4. La Souveraineté Politique et Culturelle : L’Influence des Algorithmes
La non-souveraineté a aussi une dimension politique et culturelle. Les plateformes numériques, des réseaux sociaux aux moteurs de recherche, ne sont pas neutres. Leurs algorithmes, conçus principalement dans la Silicon Valley, façonnent le débat public, orientent l’accès à l’information et promeuvent certains contenus au détriment d’autres.
- Source : Des chercheurs comme Shoshana Zuboff, dans son ouvrage « L’Âge du capitalisme de surveillance », démontrent comment les modèles d’affaires basés sur la prédiction du comportement humain peuvent être utilisés pour influencer l’opinion publique et les processus démocratiques. La dépendance envers ces plateformes pour le discours public expose la démocratie canadienne à des risques de manipulation et de désinformation orchestrés depuis l’étranger.
Les Voies vers la Reconquête : Défis et Solutions
La reconquête de la souveraineté numérique est un projet de longue haleine, mais des solutions existent et sont déjà débattues.
- Politiques d’Acquisition Publique : Les gouvernements doivent utiliser leur pouvoir d’achat pour favoriser les entreprises et les solutions logicielles locales, notamment celles basées sur des logiciels libres (open source). Le logiciel libre offre une transparence et une capacité d’audit inégalées, constituant une base solide pour la souveraineté.
- Création d’un Cloud Souverain : Investir dans des infrastructures d’hébergement de données nationales, protégées par les lois canadiennes. Des initiatives comme la « Stratégie de nuage d’abord » du gouvernement fédéral doivent intégrer une option de « nuage souverain » pour les données les plus sensibles. L’Initiative de souveraineté numérique du Québec, lancée par des acteurs de la société civile, milite activement en ce sens.

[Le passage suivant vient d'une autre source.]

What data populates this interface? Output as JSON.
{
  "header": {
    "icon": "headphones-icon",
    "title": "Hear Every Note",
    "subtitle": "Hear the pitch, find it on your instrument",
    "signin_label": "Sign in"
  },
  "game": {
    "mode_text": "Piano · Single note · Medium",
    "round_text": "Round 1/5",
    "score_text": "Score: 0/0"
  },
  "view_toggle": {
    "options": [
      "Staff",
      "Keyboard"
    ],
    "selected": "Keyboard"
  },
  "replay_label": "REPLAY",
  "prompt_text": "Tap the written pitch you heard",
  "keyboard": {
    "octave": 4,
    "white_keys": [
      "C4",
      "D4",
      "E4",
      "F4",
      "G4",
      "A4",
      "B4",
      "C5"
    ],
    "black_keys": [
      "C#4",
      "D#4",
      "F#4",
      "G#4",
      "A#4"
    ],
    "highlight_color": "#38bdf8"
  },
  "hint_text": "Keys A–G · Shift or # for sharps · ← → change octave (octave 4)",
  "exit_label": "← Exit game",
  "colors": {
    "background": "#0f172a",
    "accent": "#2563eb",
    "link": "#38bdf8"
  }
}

- Investissement dans les Compétences : Former et retenir les talents en cybersécurité, en développement logiciel et en gestion d’infrastructures au sein de la fonction publique et de l’écosystème local est crucial pour réduire la dépendance à l’expertise externe.
Cependant, la route est parsemée de défis. Les critiques soulignent les coûts potentiellement élevés d’une telle transition et le risque de créer des solutions locales moins performantes ou innovantes que celles des géants mondiaux. L’enjeu n’est pas de s’isoler, mais de trouver un équilibre stratégique : utiliser les meilleures technologies mondiales lorsque c’est pertinent, tout en développant une capacité nationale pour les domaines critiques.
Conclusion
La souveraineté logicielle n’est pas un réflexe protectionniste, mais un acte de lucidité stratégique. C’est la reconnaissance que dans une économie et une société gouvernées par la donnée, celui qui contrôle le code et l’infrastructure détient le pouvoir réel. Pour le Québec et le Canada, investir dans cette souveraineté, c’est investir dans la résilience de leur sécurité nationale, la pérennité de leur prospérité économique et l’intégrité de leur projet démocratique pour les décennies à venir.

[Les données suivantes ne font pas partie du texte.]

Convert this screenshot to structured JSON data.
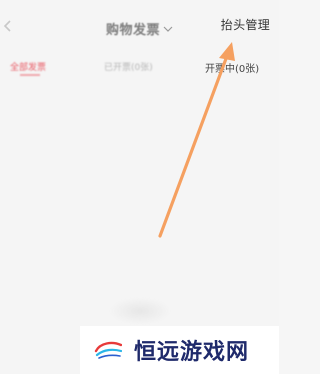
{
  "header": {
    "back_icon": "chevron-left-icon",
    "title": "购物发票",
    "title_icon": "chevron-down-icon",
    "action_label": "抬头管理"
  },
  "tabs": [
    {
      "label": "全部发票",
      "active": true
    },
    {
      "label": "已开票(0张)",
      "active": false
    },
    {
      "label": "开票中(0张)",
      "active": false
    }
  ],
  "annotation": {
    "type": "arrow",
    "color": "#f5a060",
    "points_to": "抬头管理"
  },
  "watermark": {
    "text": "恒远游戏网"
  },
  "colors": {
    "accent": "#e85a64",
    "arrow": "#f5a060",
    "watermark_text": "#1f2a6b"
  }
}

Sources Principales Citées :
- Gouvernement du Canada. (2020). Évaluation des menaces de la chaîne d’approvisionnement des TIC. Centre pour la cybersécurité du Canada.
- Gouvernement des États-Unis. (2018). H.R.4943 – CLOUD Act, 115th Congress (2017-2018). Congress.gov.

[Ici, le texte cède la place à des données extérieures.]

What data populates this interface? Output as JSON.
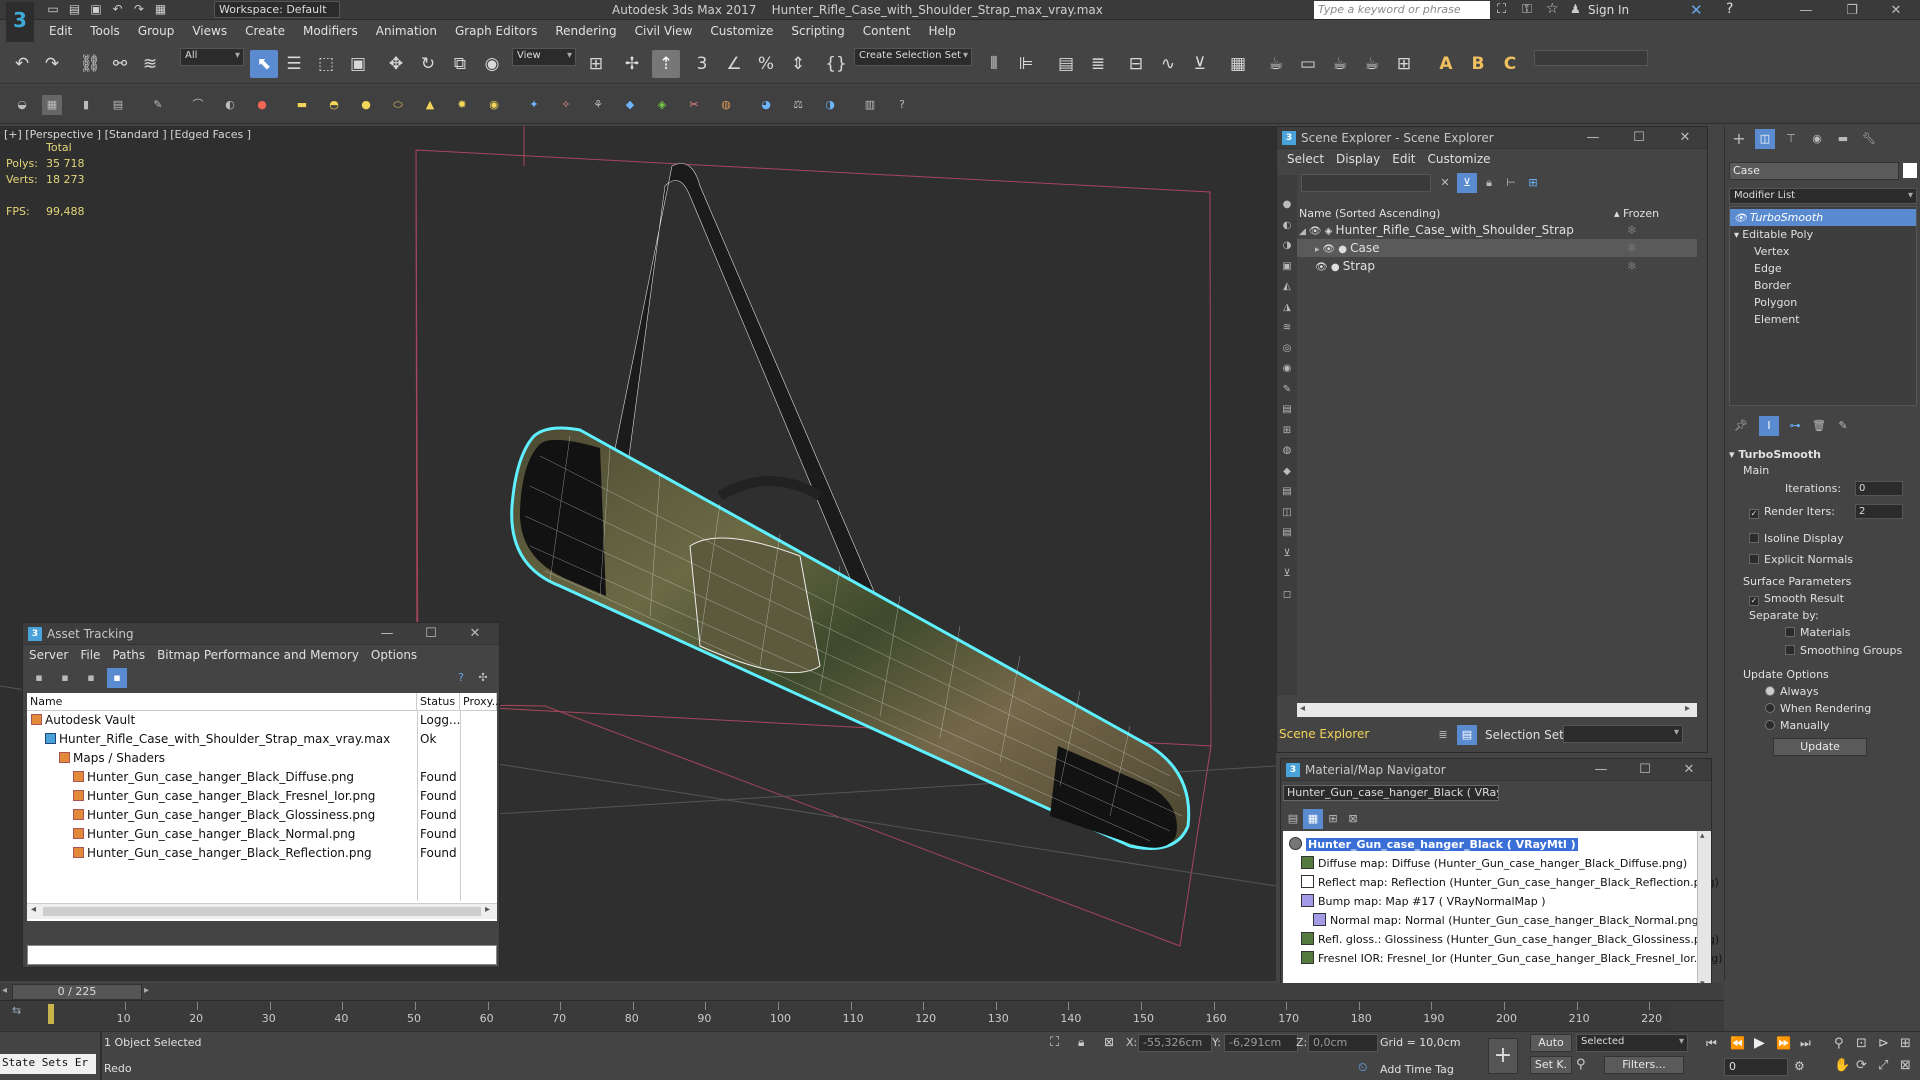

- Innovation, Sciences et Développement économique Canada (ISDE). (2023). Rapports sur l’industrie canadienne – Technologies de l’information et des communications.
- McCarthy Tétrault. (2018). The US CLOUD Act is Now Law: Key Implications for Canadian Businesses.
- Syndicat de professionnelles et professionnels du gouvernement du Québec (SPGQ). Mémoires et publications diverses sur la sous-traitance en informatique.
- Synergy Research Group. Rapports trimestriels sur le marché de l’infrastructure infonuagique.
- Zuboff, Shoshana. (2019). The Age of Surveillance Capitalism: The Fight for a Human Future at the New Frontier of Power. PublicAffairs.